Post anoxic brain damage
Dano cerebral pós-anóxico
CategoryDefinition
Post anoxic brain damage refers to the variable severity of encephalopathy that results from circulatory arrest, hypotension or asphyxia.
Diagnostic Criteria
Signs & symptoms:
Clinical features of anoxic-ischemic and hypoxemic encephalopathy can be divided into the acute and subacute-chronic phases. After cardiac arrest, patients with severe hypotension or asphyxia are often comatose. Since hypothermia (body temperature lowered to 32-34 degrees Celsius for 24 hours) has been shown to be neuro-protective (lessening both morbidity and mortality)1,2, in the acute phase, patients are deeply sedated and pharmacologically paralyzed to facilitate this therapy. During this time, neurological assessment is limited to the pupillary reactions. After normothermia is restored, the examination is directed at establishing a prognosis and to check for treatable complications such as seizures and brain swelling.
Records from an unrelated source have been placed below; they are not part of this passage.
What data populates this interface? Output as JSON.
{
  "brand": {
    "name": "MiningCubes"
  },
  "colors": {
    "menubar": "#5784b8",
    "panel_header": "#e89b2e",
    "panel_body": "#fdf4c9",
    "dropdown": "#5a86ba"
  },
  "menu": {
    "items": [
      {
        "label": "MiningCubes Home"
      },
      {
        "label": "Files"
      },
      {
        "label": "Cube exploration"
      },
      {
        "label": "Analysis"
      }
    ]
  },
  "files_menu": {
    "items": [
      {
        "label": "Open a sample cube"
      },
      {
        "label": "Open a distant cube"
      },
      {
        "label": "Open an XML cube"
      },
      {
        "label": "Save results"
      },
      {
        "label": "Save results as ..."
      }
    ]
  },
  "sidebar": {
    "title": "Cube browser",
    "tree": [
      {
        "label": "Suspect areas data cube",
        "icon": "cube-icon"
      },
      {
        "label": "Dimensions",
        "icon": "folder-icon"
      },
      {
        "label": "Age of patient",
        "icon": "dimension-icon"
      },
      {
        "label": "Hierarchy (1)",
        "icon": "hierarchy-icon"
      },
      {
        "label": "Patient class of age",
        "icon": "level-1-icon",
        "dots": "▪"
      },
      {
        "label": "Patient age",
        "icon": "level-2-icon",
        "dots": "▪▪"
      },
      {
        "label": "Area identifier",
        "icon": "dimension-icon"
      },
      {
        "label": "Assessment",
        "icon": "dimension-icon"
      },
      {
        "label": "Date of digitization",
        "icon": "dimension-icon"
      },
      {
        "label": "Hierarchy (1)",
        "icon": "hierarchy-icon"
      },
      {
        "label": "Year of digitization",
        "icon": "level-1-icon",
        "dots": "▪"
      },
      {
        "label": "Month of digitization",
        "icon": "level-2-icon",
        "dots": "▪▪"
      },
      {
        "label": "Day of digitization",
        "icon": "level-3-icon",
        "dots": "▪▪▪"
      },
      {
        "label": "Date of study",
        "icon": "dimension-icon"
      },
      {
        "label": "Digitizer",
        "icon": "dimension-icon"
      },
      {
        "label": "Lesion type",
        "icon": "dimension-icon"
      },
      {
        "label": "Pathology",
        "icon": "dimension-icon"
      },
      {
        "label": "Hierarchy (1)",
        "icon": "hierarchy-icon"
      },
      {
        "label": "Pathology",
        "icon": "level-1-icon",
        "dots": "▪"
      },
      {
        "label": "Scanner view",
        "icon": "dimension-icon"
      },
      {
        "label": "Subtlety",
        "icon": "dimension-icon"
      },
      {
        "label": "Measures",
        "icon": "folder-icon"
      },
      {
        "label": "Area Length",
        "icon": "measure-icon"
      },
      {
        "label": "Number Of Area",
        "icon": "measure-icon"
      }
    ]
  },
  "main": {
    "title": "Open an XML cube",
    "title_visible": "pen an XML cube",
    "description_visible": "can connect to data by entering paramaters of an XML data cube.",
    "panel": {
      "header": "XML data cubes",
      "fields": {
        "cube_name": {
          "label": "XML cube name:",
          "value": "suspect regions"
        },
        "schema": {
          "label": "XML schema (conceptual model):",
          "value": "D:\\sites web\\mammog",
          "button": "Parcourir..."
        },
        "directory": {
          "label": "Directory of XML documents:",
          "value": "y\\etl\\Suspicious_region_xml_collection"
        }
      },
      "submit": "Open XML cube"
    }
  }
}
Generalized, axial myoclonus (bilaterally synchronous jerks involving face, diaphragm and proximal limbs), occurring either just before or after hypothermia, is usually but not invariably an unfavorable prognostic sign (indicating severe disability with dependency at 6 months).3 Other indications of an unfavorable prognosis include absent pupillary and/or corneal reflexes by Day 3.4 In patients treated with hypothermia recovery of the motor response can be delayed until at least Day 6.5 In patients not treated with hypothermia no better than extensor (decerebrate) posturing was associated with a poor outcome. Those patients who have lost brainstem reflexes can be tested further to determine if they meet the criteria for brain death. 4
Subacute and Long-Term Outcomes: Patients who have been resuscitated from cardiac arrest and are not brain dead have a range of neurological outcomes ranging from the vegetative state to complete recovery of neurological function. Between these two extremes are various levels of disability, e.g., the minimally conscious state and dementia; problems with executive functions and memory occur in half the patients treated with hypothermia after cardiac arrest.6 The same may apply to patients who have suffered severe hypotension or asphyxia. A complication of severe hypotension is “watershed infarction” due to ischemic infarction in the region of the terminal branches of the anterior, middle and posterior cerebral arteries. In addition to biparietal lobe damage, such patients may have bibrachial paralysis (the “man in the barrel syndrome”). In patients with asphyxia alone (without hypotension), a rare cause of brain damage (as the PaO2 must fall below 30 mm Hg), the encephalopathy is more global as with cardiac arrest patients.